In [None]:
!nvidia-smi
!nvcc --version

In [None]:
import torch
import torch.nn as nn
import torch.optim as optim
import torchvision
# import torchvision.transforms as transforms
import torchsummary
from tqdm import tqdm

In [None]:
# 1) GPU？
device = torch.device("cuda" if torch.cuda.is_available() else "cpu")
print(f"Using {device} device")

# <1> 数据预处理
transform = torchvision.transforms.Compose([
        torchvision.transforms.Resize((224, 224)),
        torchvision.transforms.ToTensor()  ])

# <2> 加载MNIST数据集
dataset = torchvision.datasets.ImageFolder(root="/kaggle/input/imgnet-10/ImageNet-10", transform=transform)
train_size = int(0.8 * len(dataset))  # 训练集占80%，1,300张*0.8=1040张
test_size = len(dataset) - train_size # 测试集占20%，1,300张-1040张=260张
torch.manual_seed(42)  # 为了保证每次划分的数据集一致
trainset, testset = torch.utils.data.random_split(dataset, [train_size, test_size])
trainloader = torch.utils.data.DataLoader(trainset, batch_size=64, shuffle=True, num_workers=4)
testloader = torch.utils.data.DataLoader(testset, batch_size=1000, shuffle=False, num_workers=4)

In [None]:
# <3> 定义AlexNet模型
alexnet = nn.Sequential(
    nn.Conv2d(3, 96, kernel_size=11, stride=4, padding=1),  nn.ReLU(),
    nn.MaxPool2d(kernel_size=3, stride=2),
    nn.Conv2d(96, 256, kernel_size=5, padding=2),           nn.ReLU(),
    nn.MaxPool2d(kernel_size=3, stride=2),
    nn.Conv2d(256, 384, kernel_size=3, padding=1),          nn.ReLU(),
    nn.Conv2d(384, 384, kernel_size=3, padding=1),          nn.ReLU(),
    nn.Conv2d(384, 256, kernel_size=3, padding=1),          nn.ReLU(),
    nn.MaxPool2d(kernel_size=3, stride=2),
    nn.Flatten(),
    nn.Linear(6400, 4096),                                  nn.ReLU(),
    nn.Dropout(p=0.5),  # 防止过拟合，丢弃概率为50%
    nn.Linear(4096, 4096),                                  nn.ReLU(),
    nn.Dropout(p=0.5),
    nn.Linear(4096, 10),
).to(device)  # 2) 将模型加载到GPU上

# torchsummary
torchsummary.summary(alexnet, (3, 224, 224))

In [None]:
# <4> 损失函数
criterion = nn.CrossEntropyLoss()

# <5> 优化器
optimizer = optim.Adam(alexnet.parameters(), lr=0.0001)

In [None]:
# <6> 自定义计算准确率函数
def test(model, testloader):
    # <6-1> 进入评估模式
    model.eval()

    # <6-2> 计算输出
    correct = total = 0
    with torch.no_grad():   # 关闭梯度计算
        # 从测试集中一批一批地取数据, 每批64个, 一共取260/64=4次+1次
        for images, labels in testloader:

            # 4) 将测试数据加载到GPU上
            images, labels = images.to(device), labels.to(device)

            # 计算预测值
            outputs = model(images)

            # <6-3> 计算准确率
            # 按行(=1)取最大值，返回最大值、最大值的索引(预测结果)
            _, predicted = torch.max(outputs.data, 1)

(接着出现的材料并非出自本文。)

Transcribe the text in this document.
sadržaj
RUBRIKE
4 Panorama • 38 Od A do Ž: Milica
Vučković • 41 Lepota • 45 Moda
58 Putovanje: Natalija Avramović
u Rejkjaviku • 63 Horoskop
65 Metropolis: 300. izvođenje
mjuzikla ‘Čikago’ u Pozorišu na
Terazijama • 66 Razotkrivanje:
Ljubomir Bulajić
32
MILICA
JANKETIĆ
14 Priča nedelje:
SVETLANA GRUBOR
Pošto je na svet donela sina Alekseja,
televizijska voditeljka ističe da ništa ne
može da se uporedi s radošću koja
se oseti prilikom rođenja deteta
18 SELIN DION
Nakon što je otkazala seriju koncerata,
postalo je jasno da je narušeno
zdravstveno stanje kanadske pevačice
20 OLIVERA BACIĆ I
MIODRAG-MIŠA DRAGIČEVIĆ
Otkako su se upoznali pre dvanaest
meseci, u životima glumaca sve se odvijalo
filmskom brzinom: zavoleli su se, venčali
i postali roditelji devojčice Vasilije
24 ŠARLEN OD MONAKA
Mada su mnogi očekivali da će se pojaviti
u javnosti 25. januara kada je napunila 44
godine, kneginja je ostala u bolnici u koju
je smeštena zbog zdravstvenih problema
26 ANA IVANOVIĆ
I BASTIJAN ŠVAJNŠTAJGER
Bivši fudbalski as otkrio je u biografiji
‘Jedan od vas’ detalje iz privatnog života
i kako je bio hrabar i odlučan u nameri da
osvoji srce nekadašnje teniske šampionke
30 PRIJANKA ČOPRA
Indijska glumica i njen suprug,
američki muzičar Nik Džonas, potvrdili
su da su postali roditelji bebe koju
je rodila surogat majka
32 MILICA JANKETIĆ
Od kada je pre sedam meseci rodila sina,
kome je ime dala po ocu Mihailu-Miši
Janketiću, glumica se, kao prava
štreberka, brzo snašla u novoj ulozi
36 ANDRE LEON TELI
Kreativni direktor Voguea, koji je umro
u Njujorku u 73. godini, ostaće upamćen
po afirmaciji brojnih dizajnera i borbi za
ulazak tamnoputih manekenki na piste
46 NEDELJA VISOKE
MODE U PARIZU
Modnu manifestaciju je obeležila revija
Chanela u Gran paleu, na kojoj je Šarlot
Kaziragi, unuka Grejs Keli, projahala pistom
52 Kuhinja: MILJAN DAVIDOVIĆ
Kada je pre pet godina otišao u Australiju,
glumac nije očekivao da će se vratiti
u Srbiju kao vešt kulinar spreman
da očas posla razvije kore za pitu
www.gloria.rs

            # 预测值与真实值比较后, 再求和
            correct += (predicted == labels).sum().item()
            # 测试集总数
            total += labels.size(0)

    # 准确率
    accuracy = correct / total

    # 返回：准确率
    return accuracy

In [None]:
# <7> 训练模型
# 初始化训练过程中的指标：训练精度、测试精度、损失，用于绘图
train_acc_history, test_acc_history, loss_history = [], [], []

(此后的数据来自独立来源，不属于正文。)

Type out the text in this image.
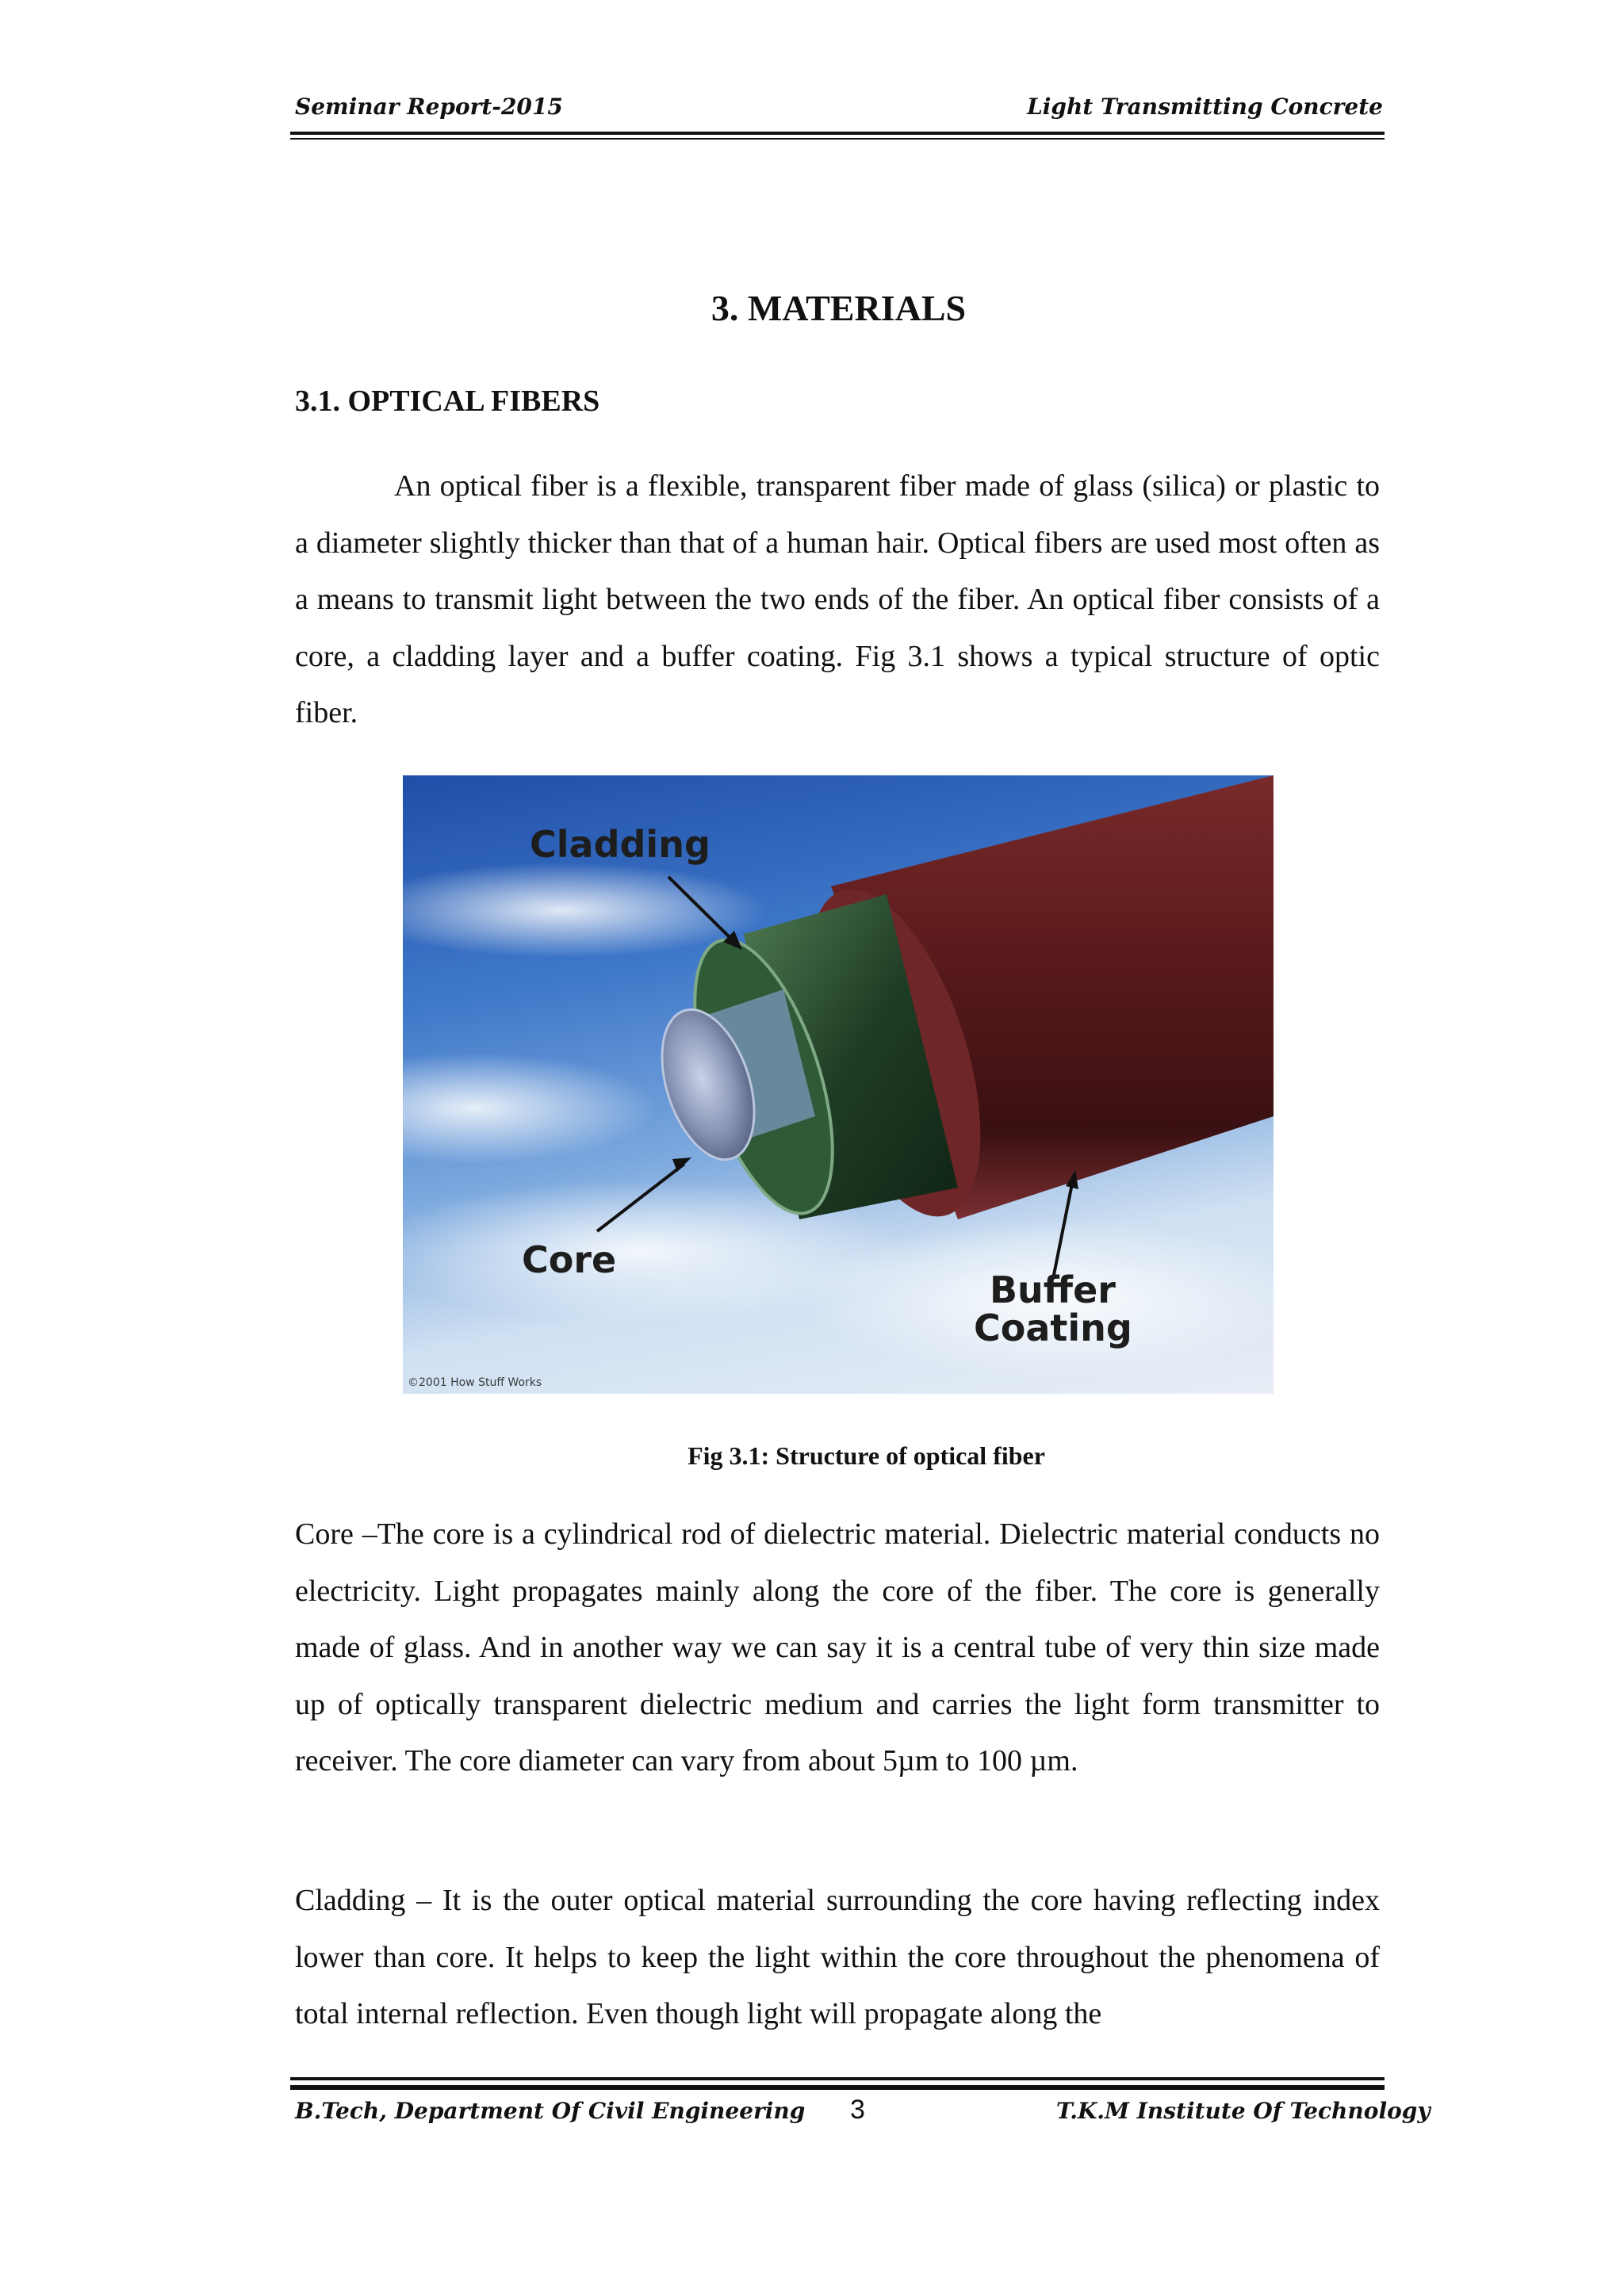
Seminar Report-2015	Light Transmitting Concrete
3. MATERIALS
3.1. OPTICAL FIBERS
An optical fiber is a flexible, transparent fiber made of glass (silica) or plastic to a diameter slightly thicker than that of a human hair. Optical fibers are used most often as a means to transmit light between the two ends of the fiber. An optical fiber consists of a core, a cladding layer and a buffer coating. Fig 3.1 shows a typical structure of optic fiber.
Cladding
Core
Buffer
Coating
©2001 How Stuff Works
Fig 3.1: Structure of optical fiber
Core –The core is a cylindrical rod of dielectric material. Dielectric material conducts no electricity. Light propagates mainly along the core of the fiber. The core is generally made of glass. And in another way we can say it is a central tube of very thin size made up of optically transparent dielectric medium and carries the light form transmitter to receiver. The core diameter can vary from about 5µm to 100 µm.
Cladding – It is the outer optical material surrounding the core having reflecting index lower than core. It helps to keep the light within the core throughout the phenomena of total internal reflection. Even though light will propagate along the
B.Tech, Department Of Civil Engineering 3	T.K.M Institute Of Technology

for epoch in tqdm(range(10)):  # 训练10个epoch
    alexnet.train()
    epoch_loss = 0.0        # 每epoch的损失
    running_loss = 0.0      # 每64批次batch的损失

    # 从0开始计数，每次取一个batch，一共取1040/64=16.25次
    for i, data in enumerate(trainloader, 0):
        X_train, y_train = data

        # 3) 将训练数据加载到GPU上
        X_train, y_train = X_train.to(device), y_train.to(device)

        optimizer.zero_grad()
        outputs = alexnet(X_train)
        loss = criterion(outputs, y_train)
        loss.backward()
        optimizer.step()

        epoch_loss += loss.item()
        running_loss += loss.item()

        # 每100个batch打印一次损失
        if i % 100 == 99:
            print(f"[Epoch {epoch + 1}, Batch {i + 1}] loss: {running_loss / 100:.8f}")
            running_loss = 0.0

    # 更新绘图指标
    train_acc_history.append(test(alexnet, trainloader))
    test_acc_history.append(test(alexnet, testloader))
    loss_history.append(epoch_loss / len(trainloader))
    print(f"Epoch {epoch + 1} loss: {epoch_loss / len(trainloader):.8f}, train accuracy: {train_acc_history[-1]:.3%}, test accuracy: {test_acc_history[-1]:.3%}")

# 清空CUDA缓存
torch.cuda.empty_cache()

# 打印CUDA内存使用情况
print(f"CUDA memory allocated: {torch.cuda.memory_allocated(device) / 1024**2:.0f} MB")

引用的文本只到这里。